May 5, 2021 @ 9:00 am – 10:30 am
Virtual Event
Addiction Technology Transfer Center Network (ATTC), NORC, at the University of Chicago, and the Association for Multidisciplinary Education and Research in Substance use and Addiction (AMERSA)

Integrating Grief and Loss Conversations into the SBIRT Model

Description & Learning Objectives:

According to the Dougy Center: The National Center for Grieving Children and Families, individuals cope with losses in different ways; therefore, there is no right or wrong way to grieve. In adolescents and young adults, feelings of loss and grief can develop from many things beyond a loved one’s physical death, such as loss of developmental experiences or milestones. This webinar will explore the various definitions and components of grief and loss and how it can manifest in adolescents and young adults. Using the SBIRT model, participants will learn to identify warning signs and screen for complicated grief in adolescents and young adults, conduct a brief intervention, and link them to appropriate resources for further treatment, including substance use and depression. The presenter will also outline protective and mitigating factors to help adolescents and young adults cope with grief and loss.

As a result of participating in this webinar, you will be able to:
  • Define the various components of grief and loss and how it affects adolescents and young adults from a physical, emotional, cognitive, behavioral, and spiritual perspective;
  • Explore ambiguous, stigmatized, traumatic losses, and anticipatory, disenfranchised, and complicated grief;
  • Recognize the importance of screening for loss with their adolescent and young adult clients; and
  • Identify ways to screen, conduct brief interventions, and refer high-risk individuals to appropriate services.

Lisa R. Connors, LCPC, NCC, Pastor, Counselor, and Professor
Lisa Connors, LBSW, LCPC, NCC, is the Associate Pastor of In His Image International Ministry, Inc. She is a Licensed Bachelor Social Worker, Licensed Clinical Professional Counselor, National Certified Counselor, Board-Certified Coach, Master Addiction Counselor, Certified Clinical Trauma Professional. Ms. Connors is a Certified Grief Counseling Specialist. She is also Certified in Thanatology [the study of death, dying, and bereavement]. She has been in the human services/social work/counseling fields for 30 years. She has worked in a variety of settings providing services to the despondent and downtrodden. Ms. Connors works tirelessly to help others reach their fullest potential in life, helping and empowering others who have been oppressed, stigmatized, marginalized, and victimized. Her greatest passion is working with individuals affected by HIV/ AIDS, substance use and mental health disorders, violence/ abuse/trauma, grief and loss, and social injustices.  Ms. Connors earned her Bachelor of Social Work, Master of Divinity, Master of Arts in Professional Counseling degrees, respectively, and is completing her PhD in Psychology.

Tracy McPherson, PhD, Senior Research Scientist, NORC at the University of Chicago
Dr. McPherson is the Principal Investigator of the NORC Adolescent SBIRT Project, as well as many other initiatives over her 20+ years working to implement SBIRT in many different settings, disciplines, and professions.

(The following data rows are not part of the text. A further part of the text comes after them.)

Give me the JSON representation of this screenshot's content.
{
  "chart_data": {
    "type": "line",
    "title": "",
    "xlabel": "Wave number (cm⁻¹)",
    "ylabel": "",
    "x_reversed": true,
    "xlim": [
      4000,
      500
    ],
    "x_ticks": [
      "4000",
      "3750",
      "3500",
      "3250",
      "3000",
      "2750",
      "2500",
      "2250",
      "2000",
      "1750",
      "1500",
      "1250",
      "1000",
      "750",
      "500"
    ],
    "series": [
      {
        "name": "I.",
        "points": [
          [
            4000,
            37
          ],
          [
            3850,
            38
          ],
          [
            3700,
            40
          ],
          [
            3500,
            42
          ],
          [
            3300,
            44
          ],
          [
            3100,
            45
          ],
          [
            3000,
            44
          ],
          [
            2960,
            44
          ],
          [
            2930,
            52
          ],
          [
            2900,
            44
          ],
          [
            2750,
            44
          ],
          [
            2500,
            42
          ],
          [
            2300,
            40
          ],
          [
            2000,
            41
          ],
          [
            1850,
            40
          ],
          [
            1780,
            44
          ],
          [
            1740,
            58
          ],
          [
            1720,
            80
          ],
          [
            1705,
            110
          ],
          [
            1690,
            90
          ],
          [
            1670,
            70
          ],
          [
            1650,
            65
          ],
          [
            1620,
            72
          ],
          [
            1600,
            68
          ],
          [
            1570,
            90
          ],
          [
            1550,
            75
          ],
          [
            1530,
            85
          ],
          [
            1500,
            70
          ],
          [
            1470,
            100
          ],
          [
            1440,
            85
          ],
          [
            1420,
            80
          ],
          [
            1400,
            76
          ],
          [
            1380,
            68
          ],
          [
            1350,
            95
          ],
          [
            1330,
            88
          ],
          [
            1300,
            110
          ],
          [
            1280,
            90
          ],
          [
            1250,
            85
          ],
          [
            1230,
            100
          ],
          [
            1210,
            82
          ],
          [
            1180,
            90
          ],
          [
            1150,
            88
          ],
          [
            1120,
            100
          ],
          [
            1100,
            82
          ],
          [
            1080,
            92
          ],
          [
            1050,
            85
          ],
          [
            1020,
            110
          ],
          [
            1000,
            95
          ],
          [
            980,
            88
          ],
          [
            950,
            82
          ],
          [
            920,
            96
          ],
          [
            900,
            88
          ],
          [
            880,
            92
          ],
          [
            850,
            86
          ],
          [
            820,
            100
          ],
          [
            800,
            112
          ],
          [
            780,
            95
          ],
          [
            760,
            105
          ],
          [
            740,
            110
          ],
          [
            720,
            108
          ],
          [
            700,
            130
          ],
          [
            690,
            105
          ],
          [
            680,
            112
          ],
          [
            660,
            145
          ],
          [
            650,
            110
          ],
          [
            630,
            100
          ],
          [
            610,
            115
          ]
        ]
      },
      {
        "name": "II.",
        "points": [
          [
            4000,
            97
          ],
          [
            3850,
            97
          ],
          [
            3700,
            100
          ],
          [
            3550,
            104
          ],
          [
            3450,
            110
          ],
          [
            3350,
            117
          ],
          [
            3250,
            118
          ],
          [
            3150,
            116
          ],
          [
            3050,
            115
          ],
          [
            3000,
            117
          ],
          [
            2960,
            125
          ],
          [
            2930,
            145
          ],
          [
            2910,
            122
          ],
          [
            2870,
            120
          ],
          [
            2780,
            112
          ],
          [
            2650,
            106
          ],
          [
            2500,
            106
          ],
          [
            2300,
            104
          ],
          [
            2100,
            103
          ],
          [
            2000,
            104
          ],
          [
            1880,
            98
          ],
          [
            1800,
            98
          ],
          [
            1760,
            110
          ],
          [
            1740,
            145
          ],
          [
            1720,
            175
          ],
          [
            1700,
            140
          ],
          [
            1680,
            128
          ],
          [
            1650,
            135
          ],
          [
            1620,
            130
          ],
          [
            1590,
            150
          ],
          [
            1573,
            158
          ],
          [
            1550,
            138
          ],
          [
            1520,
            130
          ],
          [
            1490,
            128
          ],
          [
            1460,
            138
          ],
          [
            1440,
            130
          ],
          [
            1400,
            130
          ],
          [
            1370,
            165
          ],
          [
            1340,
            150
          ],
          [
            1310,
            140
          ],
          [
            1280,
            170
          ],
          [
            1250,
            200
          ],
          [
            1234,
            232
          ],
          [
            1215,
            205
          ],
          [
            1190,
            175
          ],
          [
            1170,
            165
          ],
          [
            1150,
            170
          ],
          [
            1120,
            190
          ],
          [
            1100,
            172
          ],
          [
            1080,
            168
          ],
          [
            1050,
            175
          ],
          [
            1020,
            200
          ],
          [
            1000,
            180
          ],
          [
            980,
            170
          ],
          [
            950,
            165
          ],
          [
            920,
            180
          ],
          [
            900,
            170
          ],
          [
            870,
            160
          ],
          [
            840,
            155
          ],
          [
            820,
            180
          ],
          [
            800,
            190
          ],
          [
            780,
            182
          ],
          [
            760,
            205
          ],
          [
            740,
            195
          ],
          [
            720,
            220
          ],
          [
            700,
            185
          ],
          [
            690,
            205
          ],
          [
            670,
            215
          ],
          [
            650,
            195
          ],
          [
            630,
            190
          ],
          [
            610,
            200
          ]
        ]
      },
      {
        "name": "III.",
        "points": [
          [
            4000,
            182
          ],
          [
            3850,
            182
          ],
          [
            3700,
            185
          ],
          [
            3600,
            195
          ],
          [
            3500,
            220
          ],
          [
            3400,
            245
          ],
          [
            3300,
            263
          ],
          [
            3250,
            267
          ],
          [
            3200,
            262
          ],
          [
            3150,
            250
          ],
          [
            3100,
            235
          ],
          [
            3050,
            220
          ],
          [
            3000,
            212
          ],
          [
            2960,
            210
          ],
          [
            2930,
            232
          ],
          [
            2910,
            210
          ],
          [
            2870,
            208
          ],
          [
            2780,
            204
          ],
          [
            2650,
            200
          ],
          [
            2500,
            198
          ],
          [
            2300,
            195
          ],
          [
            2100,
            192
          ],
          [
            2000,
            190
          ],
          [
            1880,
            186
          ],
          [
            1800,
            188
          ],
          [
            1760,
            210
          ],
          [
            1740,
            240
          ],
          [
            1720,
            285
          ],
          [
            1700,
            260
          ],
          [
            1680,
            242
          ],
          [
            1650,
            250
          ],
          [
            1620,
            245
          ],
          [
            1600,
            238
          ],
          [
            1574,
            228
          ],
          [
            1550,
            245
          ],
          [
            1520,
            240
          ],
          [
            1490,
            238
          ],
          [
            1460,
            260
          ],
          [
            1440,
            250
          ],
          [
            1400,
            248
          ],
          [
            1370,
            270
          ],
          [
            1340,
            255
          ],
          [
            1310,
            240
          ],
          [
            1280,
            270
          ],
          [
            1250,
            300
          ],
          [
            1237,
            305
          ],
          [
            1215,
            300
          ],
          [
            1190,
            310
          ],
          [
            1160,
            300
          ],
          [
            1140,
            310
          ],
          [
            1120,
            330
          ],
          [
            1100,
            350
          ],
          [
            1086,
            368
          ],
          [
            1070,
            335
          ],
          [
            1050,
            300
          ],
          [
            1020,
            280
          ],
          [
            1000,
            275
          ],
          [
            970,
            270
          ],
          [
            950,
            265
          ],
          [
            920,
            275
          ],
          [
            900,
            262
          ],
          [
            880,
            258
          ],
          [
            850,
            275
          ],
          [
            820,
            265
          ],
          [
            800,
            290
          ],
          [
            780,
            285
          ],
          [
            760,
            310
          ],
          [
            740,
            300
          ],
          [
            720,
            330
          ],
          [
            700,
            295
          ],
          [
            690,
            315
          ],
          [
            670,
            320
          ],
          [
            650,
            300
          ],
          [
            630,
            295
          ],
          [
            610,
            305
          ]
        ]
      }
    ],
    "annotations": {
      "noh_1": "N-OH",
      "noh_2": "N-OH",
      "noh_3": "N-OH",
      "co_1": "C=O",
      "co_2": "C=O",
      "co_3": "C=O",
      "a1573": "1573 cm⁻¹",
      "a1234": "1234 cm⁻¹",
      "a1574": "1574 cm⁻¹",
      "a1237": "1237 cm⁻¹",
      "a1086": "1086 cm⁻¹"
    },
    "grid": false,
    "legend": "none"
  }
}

The Addiction Technology Transfer Center Network (ATTC) has partnered with NORC, at the University of Chicago and the Association for Multidisciplinary Education and Research in Substance use and Addiction (AMERSA) to bring this series of virtual events examining special topics for working with adolescents and transitional age youth that relate to substance use and mental health conditions. The teen and young adult years are an important time for early intervention into substance use and mental health. There are many evidence-based practices and promising interventions that can be used effectively.

The goal of this series is to provide evidence-based and cutting-edge information on substance use prevention and intervention to an interprofessional audience of behavioral health practitioners for working with adolescents and transitional age youth (18 – 25).